= Henry Coit Perkins =

American photographer, doctor (1804–1873)

Henry Coit Perkins (November 13, 1804 – February 1, 1873) was a medical doctor and a pioneer in the science of photography in the United States.

He was born in Newburyport, Massachusetts on November 13, 1804 in "one of the upper chambers" of the Wolfe Tavern, a local hotel and restaurant of which his father, Thomas Perkins, was briefly the innkeeper. Perkins graduated with an undergraduate degree from Harvard in 1824 and graduated from Harvard Medical School in 1827.

He married Harriet Davenport in 1828.

In addition to his medical practice, Perkins was interested in a wide variety of scientific topics and he kept abreast of the scientific discoveries of his day. After immersing himself in the innovations of French photography pioneer Louis Daguerre, Perkins created some of the earliest landscape photographs in the United States using the daguerreotype method, also known as "solar painting". His daguerreotype depicting a view of the city of Newburyport, Massachusetts taken from the steeple of a church in October 1839 was included in the exhibition East of the Mississippi: Nineteenth-Century American Landscape Photography at the National Gallery of Art in Washington, D.C., in 2017. Diane Waggoner, who curated the 2017 exhibition, explains that “Perkins was among the first to adapt the bird’s-eye perspective to the daguerreotype.

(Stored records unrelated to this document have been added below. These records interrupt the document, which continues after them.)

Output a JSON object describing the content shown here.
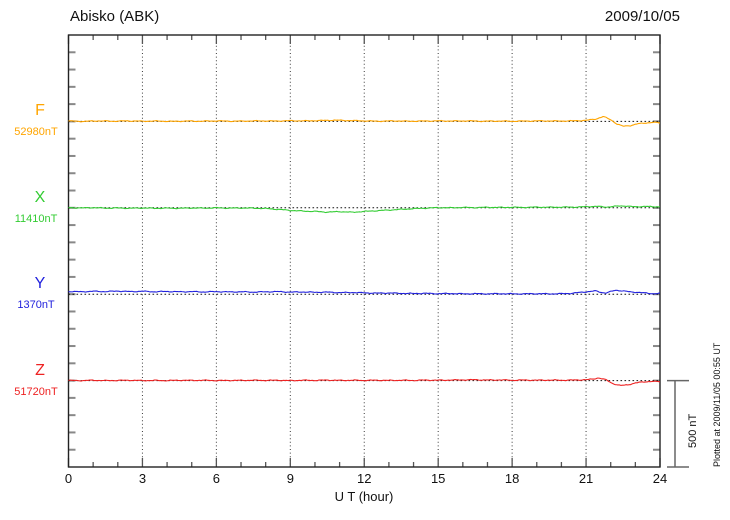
{
  "header": {
    "title": "Abisko (ABK)",
    "date": "2009/10/05"
  },
  "chart_data": {
    "type": "line",
    "title": "Abisko (ABK)",
    "date": "2009/10/05",
    "xlabel": "U T (hour)",
    "xlim": [
      0,
      24
    ],
    "x_ticks": [
      0,
      3,
      6,
      9,
      12,
      15,
      18,
      21,
      24
    ],
    "x_minor_tick_hours": 1,
    "y_minor_tick_nT": 100,
    "grid": "vertical dotted lines every 3 hours; dotted horizontal baseline per component",
    "legend_position": "left margin, one colored label per component",
    "scale_bar": {
      "label": "500 nT",
      "nT": 500
    },
    "footer_note": "Plotted at 2009/11/05 00:55 UT",
    "noise_nT": 3,
    "series": [
      {
        "name": "F",
        "baseline_label": "52980nT",
        "baseline_nT": 52980,
        "color": "#ffa500",
        "points": [
          [
            0,
            2
          ],
          [
            0.6,
            0
          ],
          [
            1.2,
            3
          ],
          [
            1.8,
            1
          ],
          [
            2.4,
            3
          ],
          [
            3,
            1
          ],
          [
            3.6,
            2
          ],
          [
            4.2,
            0
          ],
          [
            4.8,
            2
          ],
          [
            5.4,
            1
          ],
          [
            6,
            3
          ],
          [
            6.6,
            1
          ],
          [
            7.2,
            2
          ],
          [
            7.8,
            3
          ],
          [
            8.4,
            2
          ],
          [
            9,
            4
          ],
          [
            9.6,
            3
          ],
          [
            10.2,
            5
          ],
          [
            10.8,
            7
          ],
          [
            11.4,
            5
          ],
          [
            12,
            3
          ],
          [
            12.6,
            1
          ],
          [
            13.2,
            3
          ],
          [
            13.8,
            1
          ],
          [
            14.4,
            2
          ],
          [
            15,
            3
          ],
          [
            15.6,
            2
          ],
          [
            16.2,
            3
          ],
          [
            16.8,
            1
          ],
          [
            17.4,
            2
          ],
          [
            18,
            1
          ],
          [
            18.6,
            2
          ],
          [
            19.2,
            3
          ],
          [
            19.8,
            2
          ],
          [
            20.4,
            3
          ],
          [
            21,
            6
          ],
          [
            21.4,
            14
          ],
          [
            21.7,
            28
          ],
          [
            22,
            10
          ],
          [
            22.25,
            -15
          ],
          [
            22.5,
            -28
          ],
          [
            22.8,
            -24
          ],
          [
            23.1,
            -14
          ],
          [
            23.4,
            -9
          ],
          [
            23.7,
            -6
          ],
          [
            24,
            -8
          ]
        ]
      },
      {
        "name": "X",
        "baseline_label": "11410nT",
        "baseline_nT": 11410,
        "color": "#33cc33",
        "points": [
          [
            0,
            1
          ],
          [
            0.5,
            -1
          ],
          [
            1,
            1
          ],
          [
            1.5,
            -2
          ],
          [
            2,
            -1
          ],
          [
            2.5,
            -3
          ],
          [
            3,
            -1
          ],
          [
            3.5,
            -3
          ],
          [
            4,
            -2
          ],
          [
            4.5,
            -3
          ],
          [
            5,
            -1
          ],
          [
            5.5,
            -2
          ],
          [
            6,
            0
          ],
          [
            6.5,
            -2
          ],
          [
            7,
            -1
          ],
          [
            7.5,
            -2
          ],
          [
            8,
            -4
          ],
          [
            8.5,
            -9
          ],
          [
            9,
            -15
          ],
          [
            9.5,
            -19
          ],
          [
            10,
            -21
          ],
          [
            10.5,
            -25
          ],
          [
            11,
            -22
          ],
          [
            11.5,
            -26
          ],
          [
            12,
            -21
          ],
          [
            12.5,
            -17
          ],
          [
            13,
            -13
          ],
          [
            13.5,
            -9
          ],
          [
            14,
            -5
          ],
          [
            14.5,
            -2
          ],
          [
            15,
            1
          ],
          [
            15.5,
            0
          ],
          [
            16,
            2
          ],
          [
            16.5,
            1
          ],
          [
            17,
            3
          ],
          [
            17.5,
            2
          ],
          [
            18,
            3
          ],
          [
            18.5,
            2
          ],
          [
            19,
            4
          ],
          [
            19.5,
            3
          ],
          [
            20,
            4
          ],
          [
            20.5,
            4
          ],
          [
            21,
            6
          ],
          [
            21.4,
            9
          ],
          [
            21.8,
            4
          ],
          [
            22.2,
            9
          ],
          [
            22.6,
            11
          ],
          [
            23,
            5
          ],
          [
            23.4,
            9
          ],
          [
            23.7,
            5
          ],
          [
            24,
            7
          ]
        ]
      },
      {
        "name": "Y",
        "baseline_label": "1370nT",
        "baseline_nT": 1370,
        "color": "#2222dd",
        "points": [
          [
            0,
            16
          ],
          [
            0.5,
            14
          ],
          [
            1,
            17
          ],
          [
            1.5,
            15
          ],
          [
            2,
            18
          ],
          [
            2.5,
            15
          ],
          [
            3,
            17
          ],
          [
            3.5,
            14
          ],
          [
            4,
            16
          ],
          [
            4.5,
            14
          ],
          [
            5,
            15
          ],
          [
            5.5,
            13
          ],
          [
            6,
            15
          ],
          [
            6.5,
            13
          ],
          [
            7,
            14
          ],
          [
            7.5,
            12
          ],
          [
            8,
            14
          ],
          [
            8.5,
            15
          ],
          [
            9,
            12
          ],
          [
            9.5,
            13
          ],
          [
            10,
            11
          ],
          [
            10.5,
            12
          ],
          [
            11,
            9
          ],
          [
            11.5,
            10
          ],
          [
            12,
            8
          ],
          [
            12.5,
            6
          ],
          [
            13,
            7
          ],
          [
            13.5,
            5
          ],
          [
            14,
            4
          ],
          [
            14.5,
            5
          ],
          [
            15,
            3
          ],
          [
            15.5,
            4
          ],
          [
            16,
            2
          ],
          [
            16.5,
            3
          ],
          [
            17,
            2
          ],
          [
            17.5,
            3
          ],
          [
            18,
            2
          ],
          [
            18.5,
            2
          ],
          [
            19,
            3
          ],
          [
            19.5,
            2
          ],
          [
            20,
            3
          ],
          [
            20.4,
            5
          ],
          [
            20.8,
            11
          ],
          [
            21.1,
            15
          ],
          [
            21.4,
            19
          ],
          [
            21.6,
            11
          ],
          [
            21.8,
            7
          ],
          [
            22,
            15
          ],
          [
            22.2,
            23
          ],
          [
            22.5,
            19
          ],
          [
            22.8,
            13
          ],
          [
            23.1,
            11
          ],
          [
            23.4,
            7
          ],
          [
            23.7,
            3
          ],
          [
            24,
            5
          ]
        ]
      },
      {
        "name": "Z",
        "baseline_label": "51720nT",
        "baseline_nT": 51720,
        "color": "#ee2222",
        "points": [
          [
            0,
            1
          ],
          [
            0.5,
            0
          ],
          [
            1,
            2
          ],
          [
            1.5,
            0
          ],
          [
            2,
            1
          ],
          [
            2.5,
            2
          ],
          [
            3,
            0
          ],
          [
            3.5,
            1
          ],
          [
            4,
            0
          ],
          [
            4.5,
            2
          ],
          [
            5,
            1
          ],
          [
            5.5,
            2
          ],
          [
            6,
            0
          ],
          [
            6.5,
            1
          ],
          [
            7,
            1
          ],
          [
            7.5,
            2
          ],
          [
            8,
            1
          ],
          [
            8.5,
            2
          ],
          [
            9,
            0
          ],
          [
            9.5,
            2
          ],
          [
            10,
            1
          ],
          [
            10.5,
            3
          ],
          [
            11,
            1
          ],
          [
            11.5,
            2
          ],
          [
            12,
            1
          ],
          [
            12.5,
            2
          ],
          [
            13,
            1
          ],
          [
            13.5,
            2
          ],
          [
            14,
            1
          ],
          [
            14.5,
            3
          ],
          [
            15,
            2
          ],
          [
            15.5,
            3
          ],
          [
            16,
            4
          ],
          [
            16.5,
            5
          ],
          [
            17,
            3
          ],
          [
            17.5,
            4
          ],
          [
            18,
            2
          ],
          [
            18.5,
            3
          ],
          [
            19,
            2
          ],
          [
            19.5,
            3
          ],
          [
            20,
            2
          ],
          [
            20.5,
            3
          ],
          [
            21,
            5
          ],
          [
            21.3,
            9
          ],
          [
            21.5,
            16
          ],
          [
            21.8,
            5
          ],
          [
            22.1,
            -18
          ],
          [
            22.4,
            -29
          ],
          [
            22.7,
            -24
          ],
          [
            23,
            -14
          ],
          [
            23.3,
            -8
          ],
          [
            23.6,
            -5
          ],
          [
            24,
            -6
          ]
        ]
      }
    ]
  }
}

Correlating to the kind of compositions found in topographical prints, his photographic town view was likely the first to be made in the United States.” Perkins gave a lecture on daguerreotypes and displayed his recent photographs in this area at the Newburyport Lyceum in February 1840.

Henry Coit Perkins died at 68 on February 1, 1873. He is buried, along with his wife Harriet Davenport, in the Oak Hill Cemetery in Newburyport. His daguerrotypes and papers, as well as a portrait, are in the collection of the Museum of Old Newbury, in Newburyport.